On 08/12/2022 15:02, Jani Nikula wrote:
On Thu, 08 Dec 2022, "Vivi, Rodrigo" <rodrigo.vivi@xxxxxxxxx> wrote:
On Thu, 2022-12-08 at 14:32 +0200, Jani Nikula wrote:
On Thu, 08 Dec 2022, Andrzej Hajda <andrzej.hajda@xxxxxxxxx> wrote:
Simplify the code.
Personally, I absolutely hate fetch_and_zero().
I understand the point, but there are two main traps:
First, the name implies atomicity, which there is none at all.
Second, the name implies it's part of a kernel core header, which it
isn't, and this just amplifies the first point.
It's surprising and misleading, and those are not things I like about
interfaces in the kernel.
I would not like to see this proliferate. If fetch_and_zero() was
atomic
*and* part of a core kernel header, it would be a different matter.
But
I don't think that's going to happen, exactly because it won't be
atomic
and the name implies it is.
+1 here.
Please let's go the other way around and try to kill macros like this.

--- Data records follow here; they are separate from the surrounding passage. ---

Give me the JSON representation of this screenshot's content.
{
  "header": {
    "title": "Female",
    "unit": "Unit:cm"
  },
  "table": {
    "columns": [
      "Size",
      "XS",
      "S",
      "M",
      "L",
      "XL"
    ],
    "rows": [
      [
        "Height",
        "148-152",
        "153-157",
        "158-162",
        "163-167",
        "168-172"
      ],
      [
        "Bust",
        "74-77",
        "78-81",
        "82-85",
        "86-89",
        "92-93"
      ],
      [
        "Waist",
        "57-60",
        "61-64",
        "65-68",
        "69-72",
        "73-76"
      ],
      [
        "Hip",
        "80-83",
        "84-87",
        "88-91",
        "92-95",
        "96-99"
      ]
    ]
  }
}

we either kill or we ensure this gets accepted in the core kernel
libraries.
Agreed. I'd be fine with either:
1) Get something like this accepted in core kernel headers:
#define fetch_and_zero(ptr) xchg(ptr, 0)
2) Do this in i915:
@@
expression E;
@@
- fetch_and_zero(E)
+ xchg(E, 0)
We don't need atomic so both solution would IMO be bad.
We could propose __fetch_and_zero and fetch_and_zero, to mimic
__set_bit/set_bit&co for some consistency in terms of atomic vs
non-atomic API flavour?
Assuming of course people will think that the long-ish name of the
utility macro brings an overall positive cost benefit.
Worth a try I guess.
First step I think we need a cocci script for finding the open coded
"fetch and zero" pattern. Not my forte but I can try if no one else has
an immediate solution or desire to drive the attempt.